Kalau ini saya dapatkan dari channel Youtube Abdi Suardin yang berjudul 4 Hal yang Tidak Boleh di Umbar di Media Sosial. Saya cukup suka dengan channel Youtube ini. Karena di dalamnya banyak sekali membahas tentang motivasi dan pengembangan diri, salah satunya adalah tentang media sosial ini.

Dari keseluruhan video itu, salah satu kesimpulan yang saya dapatkan adalah jika ingin mengunggah sesuatu berpikirlah berkali-kali lipat. Kita harus tahu apa dampak dari ungggahan kita, apakah bermanfaat atau tidak, atau apakah justru menyinggung orang? Jangan sampai kita posting dulu baru berpikir!

Dalam mengunggah sesuatu di media sosial, kita harus benar-benar memperhatikannya dengan baik. Jangan sampai menjadi orang kalap akan popularitas dan cuan sehingga menghalalkan segala cara demi mendapatkannya. Sebab apa yang kita posting di media sosial adalah gambaran diri kita. 
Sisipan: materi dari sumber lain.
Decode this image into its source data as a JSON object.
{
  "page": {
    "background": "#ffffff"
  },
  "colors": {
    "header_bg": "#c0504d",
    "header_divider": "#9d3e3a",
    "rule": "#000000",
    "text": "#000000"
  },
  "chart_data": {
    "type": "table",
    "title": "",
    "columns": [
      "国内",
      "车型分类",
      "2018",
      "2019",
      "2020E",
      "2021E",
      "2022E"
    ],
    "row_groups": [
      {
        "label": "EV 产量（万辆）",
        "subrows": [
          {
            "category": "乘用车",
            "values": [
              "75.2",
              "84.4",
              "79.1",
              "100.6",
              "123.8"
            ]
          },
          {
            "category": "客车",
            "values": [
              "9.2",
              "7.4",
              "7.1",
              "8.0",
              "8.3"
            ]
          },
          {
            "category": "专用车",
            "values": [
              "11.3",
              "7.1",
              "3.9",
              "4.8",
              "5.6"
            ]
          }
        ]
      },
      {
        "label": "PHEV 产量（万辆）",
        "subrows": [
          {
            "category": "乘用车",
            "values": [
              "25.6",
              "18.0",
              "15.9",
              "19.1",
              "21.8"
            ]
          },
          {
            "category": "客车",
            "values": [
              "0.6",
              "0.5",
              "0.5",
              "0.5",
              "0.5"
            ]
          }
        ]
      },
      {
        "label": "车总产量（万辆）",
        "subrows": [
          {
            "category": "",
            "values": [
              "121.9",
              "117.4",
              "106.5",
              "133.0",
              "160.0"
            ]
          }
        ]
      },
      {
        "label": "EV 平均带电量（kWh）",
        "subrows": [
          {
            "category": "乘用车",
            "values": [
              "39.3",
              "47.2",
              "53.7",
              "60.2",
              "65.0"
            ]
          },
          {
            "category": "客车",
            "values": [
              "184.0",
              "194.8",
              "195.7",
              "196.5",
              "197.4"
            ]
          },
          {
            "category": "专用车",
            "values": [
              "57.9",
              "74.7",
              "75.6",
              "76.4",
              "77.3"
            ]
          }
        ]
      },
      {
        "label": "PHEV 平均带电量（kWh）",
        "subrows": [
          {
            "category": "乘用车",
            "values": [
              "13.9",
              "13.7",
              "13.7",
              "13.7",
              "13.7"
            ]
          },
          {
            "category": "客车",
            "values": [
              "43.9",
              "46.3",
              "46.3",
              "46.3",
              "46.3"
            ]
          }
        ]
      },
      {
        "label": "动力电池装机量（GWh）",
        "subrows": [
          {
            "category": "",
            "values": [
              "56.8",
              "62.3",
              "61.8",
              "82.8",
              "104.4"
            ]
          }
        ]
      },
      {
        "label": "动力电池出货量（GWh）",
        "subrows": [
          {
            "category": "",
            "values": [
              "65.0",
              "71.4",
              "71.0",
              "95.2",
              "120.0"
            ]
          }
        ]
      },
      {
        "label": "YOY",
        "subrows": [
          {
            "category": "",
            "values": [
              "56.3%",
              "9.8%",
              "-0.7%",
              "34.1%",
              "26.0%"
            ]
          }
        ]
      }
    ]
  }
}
Maka dari itu, perlu kita tahu apa yang saja yang boleh dan tidak boleh diumbar. Sebab jika kita sembarangan mengunggah sesuatu, boleh jadi malah akan menghancurkan reputasi kita bahkan orang-orang di sekitar kita.

Ketiga, Saring Sebelum Sharing

Saya kutip dari channel Youtube Yufid.TV sebagaimana yang disampaikan oleh Ustaz Syafiq Riza Basalamah, M.A. Beliau menyampaikan beberapa nasehat terkait adab dalam bermedia sosial. Ustaz Syafiq menyampaikan keresahannya, terkait betapa banyaknya masalah yang terjadi akibat media sosial ini, bahkan polisi saja sampai kewalahan.

Banyak dari pengguna media sosial yang belum dewasa. Sehingga kebanyakan dari mereka belum mampu untuk berpikir secara matang dalam menghadapi suatu informasi. Ustad Syafiq menghimbau, jika kita memiliki media sosial, pastikan apapun yang kita lakukan adalah hal yang bermanfaat.

Yang paling pertama dan utama dalam bermedia sosial adalah pastikan apa niat kita. Apalagi jika kita hendak mengunggah sesuatu. Jika niatnya adalah untuk sharing, maka pastikan kita menyaring dahulu apa yang hendak kita bagikan tersebut. Hampir sama dengan apa yang disampaikan oleh Abdi Suardin, pikir dulu sebelum posting. Jangan sampai kita mengunggah sesuatu yang kelak akan kita sesali. Atau malah jadi pemberat timbangan keburukan kita di Hari Kiamat kelak.

Gadget barangkali memanglah benda yang ringan, mudah kita bawa ke mana-mana dan kita buka kapan saja. Namun, boleh jadi banyak dosa kita di sana yang akan menyulitkan kita kelak di masa depan. Entah itu di dunia atau setelahnya.

Maka dari itu, bijaklah dalam menggunakannya. Terlebih bagi yang masih muda seperti kita, jejak digital tidak akan sepenuh bisa dihilangkan. Jika dulu ada ungkapan yang mengatakan bahwa, “mulutmu harimaumu” maka kini berubah menjadi “jempolmu harimaumu” dan memang demikianlah adanya.